There’s lots of both hype and cynicism around “agile”. Instead, look at this part of the original agile declaration.
We are uncovering better ways of developing software by doing it and helping others do it. Through this work we have come to value:
… Responding to change over Following a plan
That is, while there is value in the items on the right, we value the items on the left more. (Source: The Agile Manifesto)
In this article, I’m going to give some concrete examples where this “flexible” aspect of agile saved us from doing unnecessary work.
The project is the Databaker project we have been working on with the Office for National Statistics. You can read a general introduction to the project on our blog.
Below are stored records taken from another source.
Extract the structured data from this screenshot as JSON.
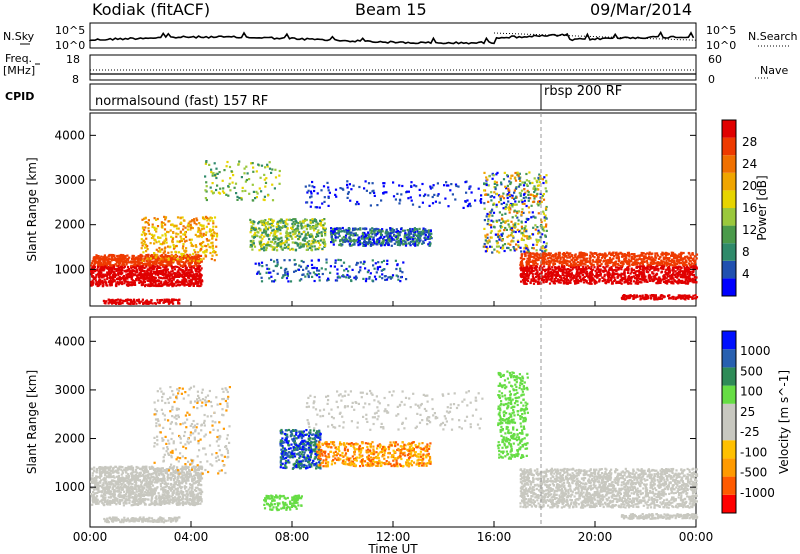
{
  "header": {
    "station": "Kodiak (fitACF)",
    "beam": "Beam 15",
    "date": "09/Mar/2014"
  },
  "strip_labels": {
    "nsky": "N.Sky",
    "nsky_top": "10^5",
    "nsky_bottom": "10^0",
    "nsearch": "N.Search",
    "nsearch_top": "10^5",
    "nsearch_bottom": "10^0",
    "freq": "Freq.",
    "freq_unit": "[MHz]",
    "freq_top": "18",
    "freq_bottom": "8",
    "nave": "Nave",
    "nave_top": "60",
    "nave_bottom": "0",
    "cpid": "CPID",
    "mode1": "normalsound (fast) 157 RF",
    "mode2": "rbsp 200 RF"
  },
  "colors": {
    "power_scale": [
      "#0000ff",
      "#2050b0",
      "#2f8a6a",
      "#4a9a4a",
      "#9ac83c",
      "#e6d400",
      "#f0a500",
      "#f07000",
      "#ee3a00",
      "#e00000"
    ],
    "velocity_scale": [
      "#ff0000",
      "#ff5a00",
      "#ff9a00",
      "#ffc000",
      "#c8c8c0",
      "#c8c8c0",
      "#66dd44",
      "#2e8b57",
      "#2860b0",
      "#0010ff"
    ]
  },
  "chart_data": [
    {
      "type": "heatmap",
      "title": "Power",
      "ylabel": "Slant Range [km]",
      "xlabel": "Time UT",
      "x_ticks": [
        "00:00",
        "04:00",
        "08:00",
        "12:00",
        "16:00",
        "20:00",
        "00:00"
      ],
      "y_ticks": [
        "1000",
        "2000",
        "3000",
        "4000"
      ],
      "xlim": [
        0,
        24
      ],
      "ylim": [
        180,
        4500
      ],
      "colorbar_label": "Power [dB]",
      "colorbar_ticks": [
        "4",
        "8",
        "12",
        "16",
        "20",
        "24",
        "28"
      ]
    },
    {
      "type": "heatmap",
      "title": "Velocity",
      "ylabel": "Slant Range [km]",
      "xlabel": "Time UT",
      "x_ticks": [
        "00:00",
        "04:00",
        "08:00",
        "12:00",
        "16:00",
        "20:00",
        "00:00"
      ],
      "y_ticks": [
        "1000",
        "2000",
        "3000",
        "4000"
      ],
      "xlim": [
        0,
        24
      ],
      "ylim": [
        180,
        4500
      ],
      "colorbar_label": "Velocity [m s^-1]",
      "colorbar_ticks": [
        "-1000",
        "-500",
        "-100",
        "-25",
        "25",
        "100",
        "500",
        "1000"
      ]
    }
  ],
  "axis": {
    "time_label": "Time UT"
  }
}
ScraperWiki does a Discovery phase as the first part of a project. This is usually time boxed, and small enough (5 to 20 days work) to easily and quickly get budget for. It gives an assessment of what technical solution will meet user needs, and what it will cost.
In an ideal world this conversion process would be fully automated, however this is not possible with current technology.
This was the key simplification of the project. We made no attempt to use machine learning, or to build a fancy graphical interface – AI just isn’t good enough yet.
Instead, our solution was for the end user to learn a little bit of Python programming. To some, that appears to make their job harder. It doesn’t – complex technical user interfaces are very hard to learn. They’re also either expensive or impossible to make.
Here are the four things which at discovery we thought we’d have to do, but that we didn’t need to do in practice.
1. Running recipes
We’d thought that for ease of use under Windows we’d need to do slightly more than that – a lightweight GUI, or perhaps drag-and-drop integration into Explorer. This is what our discovery report said:
The graphical interface will also provide the ability to select recipe files and spreadsheet files, as well as reporting and logging conversion issues.
It turned out that ONS staff were more than happy with the command line. It worked, they understood it, and it let them script with batch files. Without this immediate feedback, we would have built something more, unnecessarily.
2. Editing recipes
I don’t know where I got the idea that we’d need some kind of fancy editor integration. I think that much earlier I’d got overly excited about integrating the project into the ScraperWiki Data Science Platform.
We spent a little bit of time during the project researching text editors. In the end though, the answer was super simple – just use Notepad++. Both our team and the ONS already used it. It’s free.
It wasn’t until I watched the customer install it on their system, and happily start using it for real work, that I properly understood that we just didn’t need anything else.
3. Debugging recipes
We spent some time looking into different Python UI interface toolkits, and integrations between Excel and Python (xlwings, which was good but too slow), looking for a way to provide more debugging. Our discovery report said:
An elaboration of this simplest tool is to provide a graphical interface which provides support to the user to write recipes by highlighting in a representation of the spreadsheet the cells selected by each line in a recipe.
Once again, the best answer was really simple – from Python generate spreadsheets with highlighting. No need for any new interface – Excel was the interface. No need for complex integration, Python can generate basic Excel files reliably. Simple to use, attractive, and very helpful for debugging.
We’d thought we might make something more interactive. Once again, actual delivery showed that this wasn’t a priority.
I was worried about installation at the start of the project. It was to be delivered on Windows, and as a company, ScraperWiki are used to delivering on the web. As individuals, we’d made installers for Windows before, but weren’t particularly looking forward to it.
Once again, the answer was to use something that already existed. The project is anyway open source. So we simply used the standard Python packaging system, PyPi.
Not only are the instructions super short for the end user, they are also all the code for this part of the project (well, that and some PyPi configuration files we either had or would have needed anyway).
We couldn’t have planned this in advance, as we knew more about both the deployment environment and what we needed to deploy when we made the decision.
What did all this time saving get spent on?
These more important things:
1) Dozens of tiny bugs and fixes to the recipe language to make it possible to convert more spreadsheets found in the wild.
2) Spending more time with the customer, both in formal training sessions, and informally, so they were using the software to deliver at maximum rate.
As a result the project was very successful – it finished on time and on budget. It delivered more value than we had hoped to deliver.